This isn't actually a bug. Quoting the RVA profile spec, "misaligned loads and stores might execute extremely slowly"--which is code for the possibility that they might be trapped and emulated, taking hundreds of clock cycles apiece. So the default behavior of emitting byte accesses is best when generating generic code. (Of course, when tuning for a particular microarchitecture, the shorter code sequence may be emitted.)
Byte access by default is good when the compiler doesn't know if unaligned is fast on the target processor. There is no disagreement here. What I suspect is a bug is the instruction sequence used for byte access in copy16 and copy32 cases. copy16 uses 2 * lbu + 2 * sb + 1 * lhu, that is, five memory operations to load an unaligned 16-bit integer. copy32 uses 4 * lbu + 4 * sb + 1 * lw, that is, nine memory operations to load a 32-bit integer. bytes16 needs two memory operations and bytes32 needs four. Clang generates this kind of code from both bytesxx and copyxx.

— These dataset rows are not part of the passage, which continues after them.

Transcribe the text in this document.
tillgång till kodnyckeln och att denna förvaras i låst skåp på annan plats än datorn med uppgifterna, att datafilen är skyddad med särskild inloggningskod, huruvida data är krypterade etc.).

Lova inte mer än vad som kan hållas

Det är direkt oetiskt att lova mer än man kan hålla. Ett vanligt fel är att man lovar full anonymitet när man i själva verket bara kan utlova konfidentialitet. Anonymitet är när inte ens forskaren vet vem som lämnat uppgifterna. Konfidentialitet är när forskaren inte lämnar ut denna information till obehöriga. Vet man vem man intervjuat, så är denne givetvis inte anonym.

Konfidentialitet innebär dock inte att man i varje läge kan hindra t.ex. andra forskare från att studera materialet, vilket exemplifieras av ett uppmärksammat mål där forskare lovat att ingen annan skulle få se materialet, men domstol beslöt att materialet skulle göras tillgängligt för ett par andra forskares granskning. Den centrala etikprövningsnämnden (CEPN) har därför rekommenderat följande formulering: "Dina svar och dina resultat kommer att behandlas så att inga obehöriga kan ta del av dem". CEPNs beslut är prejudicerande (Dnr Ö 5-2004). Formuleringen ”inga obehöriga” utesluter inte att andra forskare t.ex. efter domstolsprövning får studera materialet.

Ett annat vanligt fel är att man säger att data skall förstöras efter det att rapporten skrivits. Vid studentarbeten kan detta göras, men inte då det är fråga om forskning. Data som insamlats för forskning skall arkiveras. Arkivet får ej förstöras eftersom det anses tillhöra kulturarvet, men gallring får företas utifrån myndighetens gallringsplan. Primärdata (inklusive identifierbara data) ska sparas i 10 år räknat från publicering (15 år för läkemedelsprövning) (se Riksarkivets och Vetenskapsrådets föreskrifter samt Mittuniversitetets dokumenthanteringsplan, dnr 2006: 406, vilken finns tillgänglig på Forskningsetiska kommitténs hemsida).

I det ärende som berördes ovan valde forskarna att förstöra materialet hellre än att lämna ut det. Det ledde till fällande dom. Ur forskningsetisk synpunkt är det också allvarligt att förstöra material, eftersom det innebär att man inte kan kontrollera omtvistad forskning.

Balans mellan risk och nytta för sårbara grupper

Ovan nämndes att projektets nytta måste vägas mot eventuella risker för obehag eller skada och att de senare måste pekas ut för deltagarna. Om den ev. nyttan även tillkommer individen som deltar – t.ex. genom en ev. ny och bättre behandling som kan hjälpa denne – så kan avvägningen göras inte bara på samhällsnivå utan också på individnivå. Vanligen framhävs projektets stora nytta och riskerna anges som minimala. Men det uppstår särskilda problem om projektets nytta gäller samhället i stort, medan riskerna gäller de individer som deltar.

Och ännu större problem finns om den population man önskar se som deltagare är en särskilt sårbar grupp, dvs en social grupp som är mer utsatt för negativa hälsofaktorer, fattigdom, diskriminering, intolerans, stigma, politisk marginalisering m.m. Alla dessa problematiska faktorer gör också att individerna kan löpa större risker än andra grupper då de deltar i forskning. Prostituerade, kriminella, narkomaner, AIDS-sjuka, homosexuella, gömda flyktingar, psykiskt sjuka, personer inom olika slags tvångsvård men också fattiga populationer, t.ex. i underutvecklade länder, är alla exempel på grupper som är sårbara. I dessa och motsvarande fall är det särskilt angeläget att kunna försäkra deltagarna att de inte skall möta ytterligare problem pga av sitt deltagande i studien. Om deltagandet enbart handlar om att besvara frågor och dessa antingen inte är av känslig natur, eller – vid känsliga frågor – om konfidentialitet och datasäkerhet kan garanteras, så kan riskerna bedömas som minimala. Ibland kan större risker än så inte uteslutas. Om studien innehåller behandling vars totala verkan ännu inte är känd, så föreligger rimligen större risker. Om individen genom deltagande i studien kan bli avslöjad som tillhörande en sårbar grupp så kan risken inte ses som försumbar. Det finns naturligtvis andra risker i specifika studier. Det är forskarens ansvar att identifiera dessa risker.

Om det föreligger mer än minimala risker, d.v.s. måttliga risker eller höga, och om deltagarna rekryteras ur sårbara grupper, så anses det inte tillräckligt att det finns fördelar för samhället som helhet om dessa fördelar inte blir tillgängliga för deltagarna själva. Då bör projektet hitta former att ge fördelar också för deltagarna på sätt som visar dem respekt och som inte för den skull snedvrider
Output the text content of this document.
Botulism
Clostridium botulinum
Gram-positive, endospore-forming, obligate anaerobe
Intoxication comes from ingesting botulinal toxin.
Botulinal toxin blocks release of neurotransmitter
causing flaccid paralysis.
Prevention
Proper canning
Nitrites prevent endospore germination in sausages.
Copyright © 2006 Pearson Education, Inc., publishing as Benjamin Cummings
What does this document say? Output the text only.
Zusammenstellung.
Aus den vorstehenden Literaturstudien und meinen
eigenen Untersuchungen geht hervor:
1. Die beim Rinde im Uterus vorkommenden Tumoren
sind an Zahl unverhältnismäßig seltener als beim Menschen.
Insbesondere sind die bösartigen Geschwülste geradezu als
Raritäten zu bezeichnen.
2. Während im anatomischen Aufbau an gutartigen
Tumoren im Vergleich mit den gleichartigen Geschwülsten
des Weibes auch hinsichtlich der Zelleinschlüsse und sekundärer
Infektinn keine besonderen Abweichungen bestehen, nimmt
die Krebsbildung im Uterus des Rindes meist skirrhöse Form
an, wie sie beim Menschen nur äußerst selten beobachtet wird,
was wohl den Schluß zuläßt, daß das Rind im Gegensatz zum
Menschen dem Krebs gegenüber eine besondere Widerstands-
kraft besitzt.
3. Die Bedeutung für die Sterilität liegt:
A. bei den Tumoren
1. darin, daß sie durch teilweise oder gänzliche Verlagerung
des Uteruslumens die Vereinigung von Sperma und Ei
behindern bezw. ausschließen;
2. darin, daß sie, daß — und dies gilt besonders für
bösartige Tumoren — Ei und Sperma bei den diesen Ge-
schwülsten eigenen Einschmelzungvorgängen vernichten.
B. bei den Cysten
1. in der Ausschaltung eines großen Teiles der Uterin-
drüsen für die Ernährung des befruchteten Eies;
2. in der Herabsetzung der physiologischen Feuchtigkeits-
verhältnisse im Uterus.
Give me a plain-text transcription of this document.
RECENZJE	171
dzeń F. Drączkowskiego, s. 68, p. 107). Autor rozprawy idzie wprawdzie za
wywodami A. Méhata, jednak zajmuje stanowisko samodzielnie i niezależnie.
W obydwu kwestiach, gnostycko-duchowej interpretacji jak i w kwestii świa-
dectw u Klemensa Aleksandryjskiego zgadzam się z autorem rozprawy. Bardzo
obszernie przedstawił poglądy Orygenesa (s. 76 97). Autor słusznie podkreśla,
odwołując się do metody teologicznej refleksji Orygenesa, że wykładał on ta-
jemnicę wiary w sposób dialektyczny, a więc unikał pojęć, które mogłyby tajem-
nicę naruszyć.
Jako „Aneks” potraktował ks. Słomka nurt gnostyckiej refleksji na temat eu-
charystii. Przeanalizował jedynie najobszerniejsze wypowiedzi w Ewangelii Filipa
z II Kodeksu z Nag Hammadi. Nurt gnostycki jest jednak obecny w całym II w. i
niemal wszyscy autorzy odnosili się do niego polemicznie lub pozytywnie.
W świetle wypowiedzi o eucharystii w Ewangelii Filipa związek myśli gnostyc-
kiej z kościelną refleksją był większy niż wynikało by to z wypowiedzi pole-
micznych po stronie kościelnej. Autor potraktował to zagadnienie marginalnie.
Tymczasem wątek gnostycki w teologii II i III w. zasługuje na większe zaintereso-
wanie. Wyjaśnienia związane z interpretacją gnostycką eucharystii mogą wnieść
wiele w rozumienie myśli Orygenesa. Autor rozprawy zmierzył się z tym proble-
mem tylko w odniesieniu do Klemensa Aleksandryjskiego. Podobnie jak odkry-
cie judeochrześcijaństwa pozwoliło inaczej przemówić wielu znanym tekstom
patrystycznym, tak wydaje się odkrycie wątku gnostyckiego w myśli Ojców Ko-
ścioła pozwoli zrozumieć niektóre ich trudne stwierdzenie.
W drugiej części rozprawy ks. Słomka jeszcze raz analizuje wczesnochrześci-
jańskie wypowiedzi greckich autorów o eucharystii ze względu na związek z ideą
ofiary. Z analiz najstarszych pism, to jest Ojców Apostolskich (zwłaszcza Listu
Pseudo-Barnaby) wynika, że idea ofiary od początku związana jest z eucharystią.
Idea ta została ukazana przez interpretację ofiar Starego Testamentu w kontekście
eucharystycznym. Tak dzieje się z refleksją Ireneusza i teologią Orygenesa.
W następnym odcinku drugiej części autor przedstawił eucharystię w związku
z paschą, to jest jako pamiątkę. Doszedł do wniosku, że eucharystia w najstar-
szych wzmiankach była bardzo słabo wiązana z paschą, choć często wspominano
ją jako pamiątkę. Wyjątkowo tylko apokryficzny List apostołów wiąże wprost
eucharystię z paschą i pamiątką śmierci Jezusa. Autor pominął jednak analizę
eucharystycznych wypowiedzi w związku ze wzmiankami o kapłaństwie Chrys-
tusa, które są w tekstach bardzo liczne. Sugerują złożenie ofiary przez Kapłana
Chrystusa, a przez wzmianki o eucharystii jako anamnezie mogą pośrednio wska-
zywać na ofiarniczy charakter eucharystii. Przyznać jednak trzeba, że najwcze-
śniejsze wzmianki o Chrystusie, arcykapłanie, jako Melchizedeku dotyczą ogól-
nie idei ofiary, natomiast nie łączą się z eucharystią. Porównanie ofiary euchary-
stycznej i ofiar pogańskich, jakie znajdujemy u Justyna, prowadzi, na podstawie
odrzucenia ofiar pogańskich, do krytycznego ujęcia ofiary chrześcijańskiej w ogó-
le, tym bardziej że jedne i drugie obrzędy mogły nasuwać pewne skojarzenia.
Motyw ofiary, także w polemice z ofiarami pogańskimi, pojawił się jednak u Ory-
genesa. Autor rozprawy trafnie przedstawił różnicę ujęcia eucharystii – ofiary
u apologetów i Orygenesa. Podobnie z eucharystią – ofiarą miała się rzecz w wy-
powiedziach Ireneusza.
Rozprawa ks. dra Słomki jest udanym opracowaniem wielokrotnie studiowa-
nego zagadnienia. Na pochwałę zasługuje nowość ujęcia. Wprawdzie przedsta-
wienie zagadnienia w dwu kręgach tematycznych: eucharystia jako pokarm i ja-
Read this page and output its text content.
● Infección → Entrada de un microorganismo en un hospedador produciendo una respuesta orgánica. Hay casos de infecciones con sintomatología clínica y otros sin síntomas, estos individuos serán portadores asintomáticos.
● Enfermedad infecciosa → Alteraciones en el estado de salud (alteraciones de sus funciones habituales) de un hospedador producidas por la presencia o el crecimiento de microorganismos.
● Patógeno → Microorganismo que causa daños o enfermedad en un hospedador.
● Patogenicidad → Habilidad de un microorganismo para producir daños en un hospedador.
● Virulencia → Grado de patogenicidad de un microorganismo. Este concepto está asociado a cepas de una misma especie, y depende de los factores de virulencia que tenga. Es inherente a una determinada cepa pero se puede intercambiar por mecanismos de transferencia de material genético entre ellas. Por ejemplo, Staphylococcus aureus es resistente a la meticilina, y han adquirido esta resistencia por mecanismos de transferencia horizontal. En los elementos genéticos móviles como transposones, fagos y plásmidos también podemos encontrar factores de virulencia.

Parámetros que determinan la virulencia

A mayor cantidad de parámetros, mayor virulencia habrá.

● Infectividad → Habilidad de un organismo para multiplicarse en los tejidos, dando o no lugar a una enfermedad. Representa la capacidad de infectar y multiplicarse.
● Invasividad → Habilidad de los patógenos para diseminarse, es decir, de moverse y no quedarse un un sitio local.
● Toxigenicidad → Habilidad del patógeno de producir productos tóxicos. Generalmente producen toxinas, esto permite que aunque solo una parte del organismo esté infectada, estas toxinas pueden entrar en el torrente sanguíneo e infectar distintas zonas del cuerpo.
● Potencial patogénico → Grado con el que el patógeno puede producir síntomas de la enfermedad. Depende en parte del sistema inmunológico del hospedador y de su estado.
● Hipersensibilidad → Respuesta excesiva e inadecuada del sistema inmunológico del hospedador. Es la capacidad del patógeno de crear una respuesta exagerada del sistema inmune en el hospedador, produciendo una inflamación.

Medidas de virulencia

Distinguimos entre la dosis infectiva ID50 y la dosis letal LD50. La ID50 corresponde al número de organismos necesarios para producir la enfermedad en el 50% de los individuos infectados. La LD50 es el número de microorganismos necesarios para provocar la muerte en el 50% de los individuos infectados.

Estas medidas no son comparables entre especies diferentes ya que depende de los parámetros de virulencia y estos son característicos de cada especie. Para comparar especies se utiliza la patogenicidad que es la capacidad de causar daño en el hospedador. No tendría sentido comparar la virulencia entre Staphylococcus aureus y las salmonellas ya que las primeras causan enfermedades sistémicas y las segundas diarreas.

This is a dup of this bug. Basically memcpy is not changed into an unaligned load ..
See pr 50417
If I understood correctly, PR 50417 is about wishing that GCC would infer that a pointer given to memcpy has alignment higher than one. In my examples the alignment of the uint8_t *b argument is one and thus byte-by-byte access is needed (if the target processor doesn't have fast unaligned access, determined from -mtune and -mno-strict-align). My report is about the instruction sequence used for the byte-by-byte access. Omitting the stack pointer manipulation and return instruction, this is bytes16: lbu a5,1(a0) lbu a0,0(a0) slli a5,a5,8 or a0,a5,a0 And copy16: lbu a4,0(a0) lbu a5,1(a0) sb a4,14(sp) sb a5,15(sp) lhu a0,14(sp) Is the latter as good code as the former? If yes, then this report might be invalid and I apologize for the noise. PR 50417 includes a case where a memcpy(a, b, 4) generates an actual call to memcpy, so that is the same detail as the -Os case in my first message. Calling memcpy instead of expanding it inline saves six bytes in RV64C. On ARM64 with -Os -mstrict-align the call doesn't save space: bytes32: ldrb w1, [x0] ldrb w2, [x0, 1] orr x2, x1, x2, lsl 8 ldrb w1, [x0, 2] ldrb w0, [x0, 3] orr x1, x2, x1, lsl 16 orr w0, w1, w0, lsl 24 ret copy32: stp x29, x30, [sp, -32]! mov x1, x0 mov x2, 4 mov x29, sp add x0, sp, 28 bl memcpy ldr w0, [sp, 28] ldp x29, x30, [sp], 32 ret And ARM64 with -O2 -mstrict-align, shuffing via stack is longer too: bytes32: ldrb w4, [x0] ldrb w2, [x0, 1] ldrb w1, [x0, 2] ldrb w3, [x0, 3] orr x2, x4, x2, lsl 8 orr x0, x2, x1, lsl 16 orr w0, w0, w3, lsl 24 ret copy32: sub sp, sp, #16 ldrb w3, [x0] ldrb w2, [x0, 1] ldrb w1, [x0, 2] ldrb w0, [x0, 3] strb w3, [sp, 12] strb w2, [sp, 13] strb w1, [sp, 14] strb w0, [sp, 15] ldr w0, [sp, 12] add sp, sp, 16 ret ARM64 with -mstrict-align might be a contrived example in practice though.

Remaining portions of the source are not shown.